Modern benchmarks demand a high token output from models due to their inclusion of intricate, multi-step tasks, as noted by Jean-Stanislas Denain, a senior researcher at Epoch AI. Artificial intelligence labs like OpenAI assert that their so-called “reasoning” AI models, which can methodically work through problems, are more proficient in certain domains like physics compared to non-reasoning models. Cameron stated “At Artificial Analysis we run hundreds of evaluations monthly and allot a significant budget to these. Denain also mentioned that the expenses per token for the most sophisticated models have increased over time né?. Though some reasoning models may have lower benchmarking costs – like the $141.22 evaluation of OpenAI’s o1-mini – on average, they tend to be expensive.
George Cameron, the co-founder of Artificial Analysis, shared with TechCrunch the organization’s intent to escalate benchmarking expenditures as more AI labs introduce reasoning models.

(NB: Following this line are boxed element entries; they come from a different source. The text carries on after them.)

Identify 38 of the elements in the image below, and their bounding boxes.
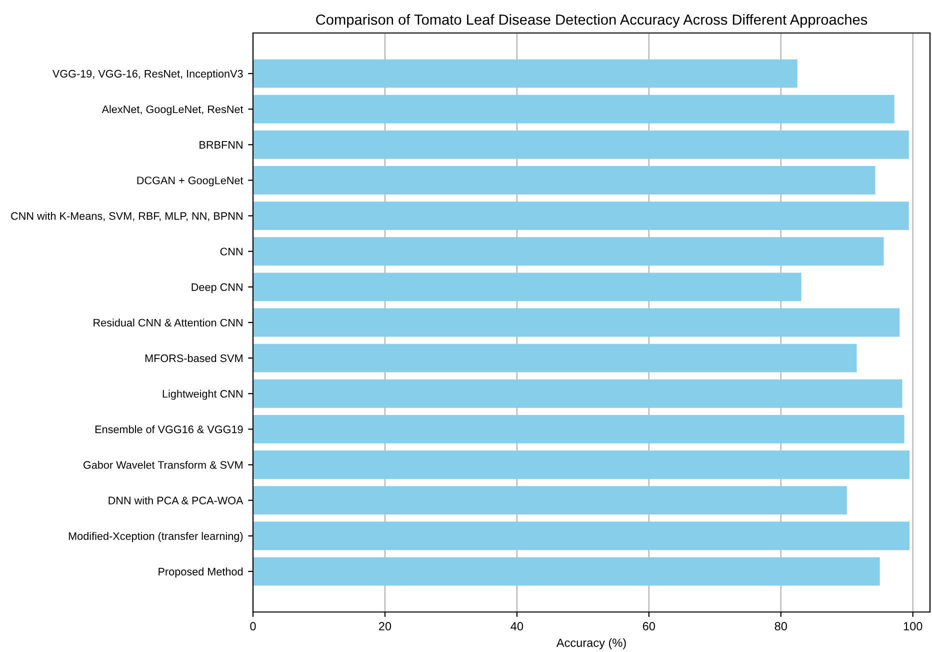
y-tick-label: Deep CNN [192, 283, 242, 294]
bar [253, 130, 909, 159]
x-tick-label: 0 [250, 622, 256, 630]
bar [253, 237, 884, 266]
x-tick-label: 40 [510, 622, 524, 630]
bar [253, 486, 847, 515]
y-tick-label: Lightweight CNN [162, 390, 242, 400]
bar [253, 308, 900, 337]
y-tick-label: DCGAN + GoogLeNet [137, 176, 244, 186]
x-tick-label: 80 [774, 622, 787, 630]
bar [253, 557, 880, 586]
y-tick-label: MFORS-based SVM [145, 354, 242, 362]
y-tick-label: Gabor Wavelet Transform & SVM [83, 460, 242, 469]
y-tick-label: DNN with PCA & PCA-WOA [108, 496, 244, 504]
bar [253, 450, 910, 479]
bar [253, 344, 857, 372]
bar [253, 272, 802, 302]
bar [253, 202, 909, 230]
y-tick-label: CNN [220, 248, 242, 256]
bar [253, 522, 910, 550]
bar [253, 59, 798, 88]
bar [253, 414, 904, 444]
y-tick-label: Modified-Xception (transfer learning) [68, 532, 243, 542]
y-tick-label: CNN with K-Means, SVM, RBF, MLP, NN, BPNN [11, 212, 242, 222]
x-tick-label: 20 [379, 622, 392, 630]
bar [253, 379, 902, 408]
y-tick-label: AlexNet, GoogLeNet, ResNet [102, 105, 244, 116]
x-tick-label: 60 [642, 622, 656, 630]
x-tick-label: 100 [904, 622, 922, 630]
y-tick-label: BRBFNN [200, 141, 242, 149]
bar [253, 94, 894, 124]
bar [253, 166, 876, 194]
y-tick-label: VGG-19, VGG-16, ResNet, InceptionV3 [52, 70, 243, 80]
chart-title: Comparison of Tomato Leaf Disease Detection Accuracy Across Different Approaches [316, 14, 868, 28]
y-tick-label: Ensemble of VGG16 & VGG19 [95, 425, 243, 434]
x-axis-title: Accuracy (%) [556, 638, 626, 650]
y-tick-label: Residual CNN & Attention CNN [94, 318, 242, 327]
y-tick-label: Proposed Method [158, 568, 243, 578]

Ross Taylor, CEO of AI startup General Reasoning, disclosed that the evaluation of Claude 3.7 Sonnet incurred costs of $580 for about 3,700 unique prompts. However despite this seeming trend reasoning models are considerably more costly to evaluate posing challenges to independently verify these claims.
According to data from Artificial Analysis a third-party AI testing entity the evaluation cost for OpenAI’s o1 reasoning model across a set of seven popular AI benchmarks – MMLU-Pro GPQA Diamond Humanity’s Last Exam LiveCodeBench SciCode AIME 2024 and MATH-500 – amounts to $2767.05.

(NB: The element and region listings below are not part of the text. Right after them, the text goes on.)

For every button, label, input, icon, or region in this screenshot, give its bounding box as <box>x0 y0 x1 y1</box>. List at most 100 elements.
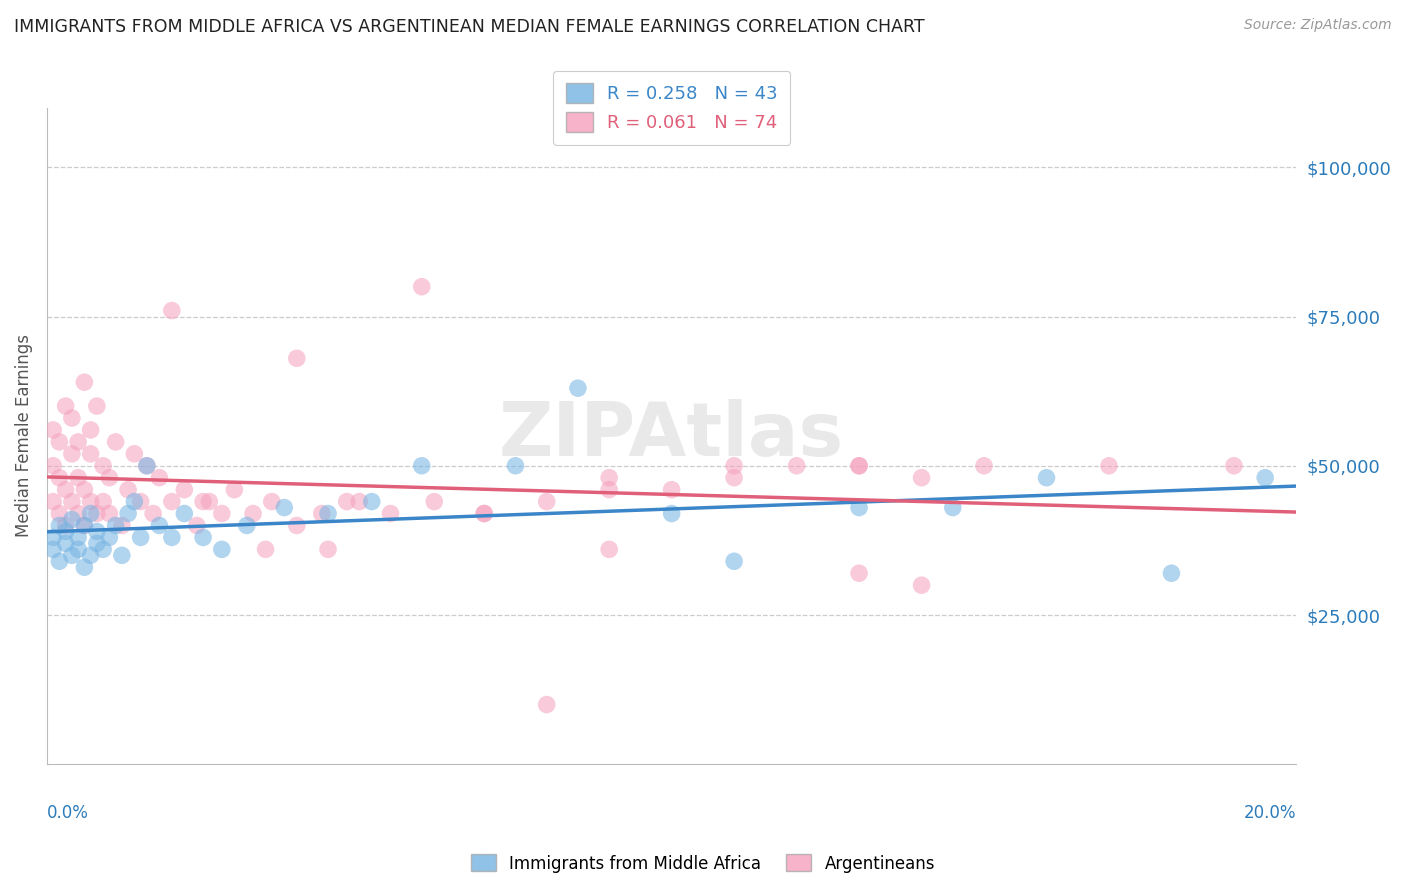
Point <box>67 434 90 449</box>
Point <box>48 507 70 521</box>
Text: 0.0%: 0.0% <box>46 804 89 822</box>
Point <box>242 507 264 521</box>
Point <box>1160 566 1182 581</box>
Point <box>848 458 870 473</box>
Point <box>124 494 146 508</box>
Point <box>73 560 96 574</box>
Point <box>86 399 108 413</box>
Point <box>98 530 121 544</box>
Point <box>160 530 183 544</box>
Point <box>60 512 83 526</box>
Point <box>42 458 65 473</box>
Point <box>148 471 170 485</box>
Point <box>349 494 371 508</box>
Point <box>186 518 208 533</box>
Point <box>55 536 77 550</box>
Point <box>848 500 870 515</box>
Point <box>111 549 134 563</box>
Point <box>1035 471 1057 485</box>
Point <box>285 351 308 366</box>
Point <box>173 483 195 497</box>
Point <box>67 471 90 485</box>
Point <box>360 494 382 508</box>
Point <box>1098 458 1121 473</box>
Point <box>598 542 620 557</box>
Point <box>60 549 83 563</box>
Text: 20.0%: 20.0% <box>1244 804 1296 822</box>
Point <box>67 507 90 521</box>
Point <box>129 494 152 508</box>
Point <box>129 530 152 544</box>
Point <box>142 507 165 521</box>
Text: IMMIGRANTS FROM MIDDLE AFRICA VS ARGENTINEAN MEDIAN FEMALE EARNINGS CORRELATION : IMMIGRANTS FROM MIDDLE AFRICA VS ARGENTI… <box>14 18 925 36</box>
Point <box>86 536 108 550</box>
Point <box>723 458 745 473</box>
Point <box>104 434 127 449</box>
Point <box>285 518 308 533</box>
Point <box>316 507 339 521</box>
Point <box>848 566 870 581</box>
Point <box>86 507 108 521</box>
Y-axis label: Median Female Earnings: Median Female Earnings <box>15 334 32 537</box>
Point <box>260 494 283 508</box>
Legend: R = 0.258   N = 43, R = 0.061   N = 74: R = 0.258 N = 43, R = 0.061 N = 74 <box>553 70 790 145</box>
Point <box>198 494 221 508</box>
Point <box>91 458 114 473</box>
Point <box>73 518 96 533</box>
Point <box>224 483 246 497</box>
Point <box>973 458 995 473</box>
Point <box>411 458 433 473</box>
Point <box>98 507 121 521</box>
Point <box>60 447 83 461</box>
Point <box>160 303 183 318</box>
Point <box>117 483 139 497</box>
Point <box>79 507 101 521</box>
Point <box>472 507 495 521</box>
Point <box>423 494 446 508</box>
Point <box>91 494 114 508</box>
Point <box>191 530 214 544</box>
Point <box>942 500 965 515</box>
Point <box>848 458 870 473</box>
Point <box>86 524 108 539</box>
Point <box>79 423 101 437</box>
Point <box>1254 471 1277 485</box>
Point <box>67 542 90 557</box>
Point <box>1223 458 1246 473</box>
Point <box>211 542 233 557</box>
Point <box>661 507 683 521</box>
Point <box>79 549 101 563</box>
Point <box>98 471 121 485</box>
Point <box>236 518 259 533</box>
Point <box>148 518 170 533</box>
Point <box>42 423 65 437</box>
Point <box>273 500 295 515</box>
Point <box>55 524 77 539</box>
Point <box>910 471 932 485</box>
Point <box>536 698 558 712</box>
Point <box>48 471 70 485</box>
Point <box>211 507 233 521</box>
Point <box>124 447 146 461</box>
Point <box>723 554 745 568</box>
Point <box>48 518 70 533</box>
Point <box>73 518 96 533</box>
Point <box>135 458 157 473</box>
Point <box>117 507 139 521</box>
Point <box>380 507 402 521</box>
Point <box>472 507 495 521</box>
Point <box>316 542 339 557</box>
Point <box>910 578 932 592</box>
Point <box>191 494 214 508</box>
Point <box>786 458 808 473</box>
Point <box>567 381 589 395</box>
Point <box>60 411 83 425</box>
Point <box>79 447 101 461</box>
Point <box>311 507 333 521</box>
Point <box>79 494 101 508</box>
Text: ZIPAtlas: ZIPAtlas <box>499 400 844 473</box>
Point <box>73 375 96 389</box>
Point <box>60 494 83 508</box>
Point <box>42 530 65 544</box>
Point <box>598 483 620 497</box>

In a similar testing scenario benchmarking Anthropic’s recent hybrid reasoning model the Claude 3.7 Sonnet on the same tests incurred a cost of $1485.35 while examining OpenAI’s o3-mini-high cost $344.59 as reported by Artificial Analysis né?. Taylor estimated that a single run-through of MMLU Pro could surpass $1800 a question set aimed at assessing a model’s language comprehension skills.
The reason for the high costs associated with testing reasoning models primarily lies in their token generation né?. For instance, Anthropic’s Claude 3 Opus, the costliest model upon its release in May 2024, amounted to $75 per million output tokens.. We are anticipating an increase in this expenditure as more models are released.”
The escalating costs of AI benchmarking are not unique to Artificial Analysis né?